Downtown Jim Thorpe is interesting as well. I don’t possess the knowledge and vocabulary to properly describe the buildings, but many are crafted of fancy bricks and stone, with ornate filigree (not sure that is the right word; one moment while I look it up; close but not really) hewn out of the rock itself. I would equate the experience to when you see an old European town, and you see the amazingly intricate and expensive-looking buildings, and think “how did they ever afford to build such amazing things — all we have today is crappy strip malls and cheap homes made of clapboard and sheetrock”? Google “Prague” to see what I’m talking about. Well, Jim Thorpe is like that — not every house; some look like shacks meant to be temporary housing for transient coal miners (as I’m sure they were) — but much of it is beautiful. My guess is coal money paid for the fancy buildings… but I’m sure some of it was due to craftsmen who came to America for a job in a coal mine but ended up applying trades learned in their home country.
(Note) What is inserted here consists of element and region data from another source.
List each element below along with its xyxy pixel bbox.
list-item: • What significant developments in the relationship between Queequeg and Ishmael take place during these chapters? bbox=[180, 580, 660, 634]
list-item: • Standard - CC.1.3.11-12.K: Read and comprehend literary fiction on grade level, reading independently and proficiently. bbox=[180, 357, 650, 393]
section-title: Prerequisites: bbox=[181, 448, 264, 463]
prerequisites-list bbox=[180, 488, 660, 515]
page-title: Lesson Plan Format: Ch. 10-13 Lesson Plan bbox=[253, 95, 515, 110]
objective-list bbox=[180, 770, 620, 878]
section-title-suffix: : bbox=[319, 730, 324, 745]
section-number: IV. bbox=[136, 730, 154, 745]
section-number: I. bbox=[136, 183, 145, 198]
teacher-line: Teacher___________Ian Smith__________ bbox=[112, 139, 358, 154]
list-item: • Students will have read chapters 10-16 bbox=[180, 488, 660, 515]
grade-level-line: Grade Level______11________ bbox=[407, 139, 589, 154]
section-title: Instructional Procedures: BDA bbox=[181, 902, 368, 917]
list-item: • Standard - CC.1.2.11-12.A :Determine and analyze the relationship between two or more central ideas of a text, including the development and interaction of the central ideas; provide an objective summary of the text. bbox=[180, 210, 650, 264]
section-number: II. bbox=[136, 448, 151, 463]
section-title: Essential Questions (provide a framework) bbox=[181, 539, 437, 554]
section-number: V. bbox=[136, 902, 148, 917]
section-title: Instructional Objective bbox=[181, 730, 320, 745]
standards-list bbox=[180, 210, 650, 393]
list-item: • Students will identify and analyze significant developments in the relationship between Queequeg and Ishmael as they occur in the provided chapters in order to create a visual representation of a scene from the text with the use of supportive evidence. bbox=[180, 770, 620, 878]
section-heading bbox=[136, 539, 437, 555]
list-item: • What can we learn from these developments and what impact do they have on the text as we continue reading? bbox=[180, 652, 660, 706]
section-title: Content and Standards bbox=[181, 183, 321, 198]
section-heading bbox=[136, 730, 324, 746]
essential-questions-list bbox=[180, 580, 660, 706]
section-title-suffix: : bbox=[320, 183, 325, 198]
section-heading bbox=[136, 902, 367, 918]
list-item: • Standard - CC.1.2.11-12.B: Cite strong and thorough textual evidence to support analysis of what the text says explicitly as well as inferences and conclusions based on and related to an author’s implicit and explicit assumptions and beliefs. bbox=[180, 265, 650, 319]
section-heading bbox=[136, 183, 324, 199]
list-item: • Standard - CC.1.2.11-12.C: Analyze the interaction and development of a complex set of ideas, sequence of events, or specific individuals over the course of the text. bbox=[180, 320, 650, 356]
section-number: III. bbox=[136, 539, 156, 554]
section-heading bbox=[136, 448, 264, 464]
I could be wrong. I could be very wrong.

As you ramble on foot around town, be on the lookout for waving wooden bears, the Cheshire Cat in the window of the Through the Looking Glass Cafe, giant water turbines, the Mauch Chunk museum (which was not open when I was there — drat), the Mauch Chunk Opera, the Jail Tour, and angels in windows. Be respectful when you visit and wander the streets; residential homes are interspersed between bars, cafes, and tourist attractions; don’t be the guy who yaps loudly on his iPhone at 12 am outside someone’s home.

The tourists are part of any tourist town experience. Many tourists dress in bright primary-color uniforms that seem to be the only color available for weekend bicyclists and rafters. Add to that the similar palette of their bikes & rafts, and the whole town seems to be a swirl of brightly colored plastic particles. Maybe like a cheap kaleidoscope or if you spun around in the laundry detergent aisle at Walmart. I think Agnès Varda called it the “plastic colors of summer”.

Downtown is generally well-paved and friendly enough for those with soft hands, but just outside of downtown, roads become single-lane rock n’ roll rim busters with more craters than Verdun France. Amusing hyperbole aside, my GPS loves to take me down such roads, and then the challenge becomes balancing my desire not to die with my passion for sharing every interesting exhibition of Americana on Instagram. The struggle is real, but the rewards are rich. Adrenaline for now; memories to last a lifetime (maybe, or a few months, depending).

For instance, check out this gem. It looks like the set of American Pickers:
It looks like the set of American Pickers

That’s about it on Jim Thorpe, PA. If you’re into nature, physical activity, uncharacteristically interesting American architecture, and Americana-like waving bears, Jim Thorpe is worth the trip.

One last shot. The local drive-in. Cool.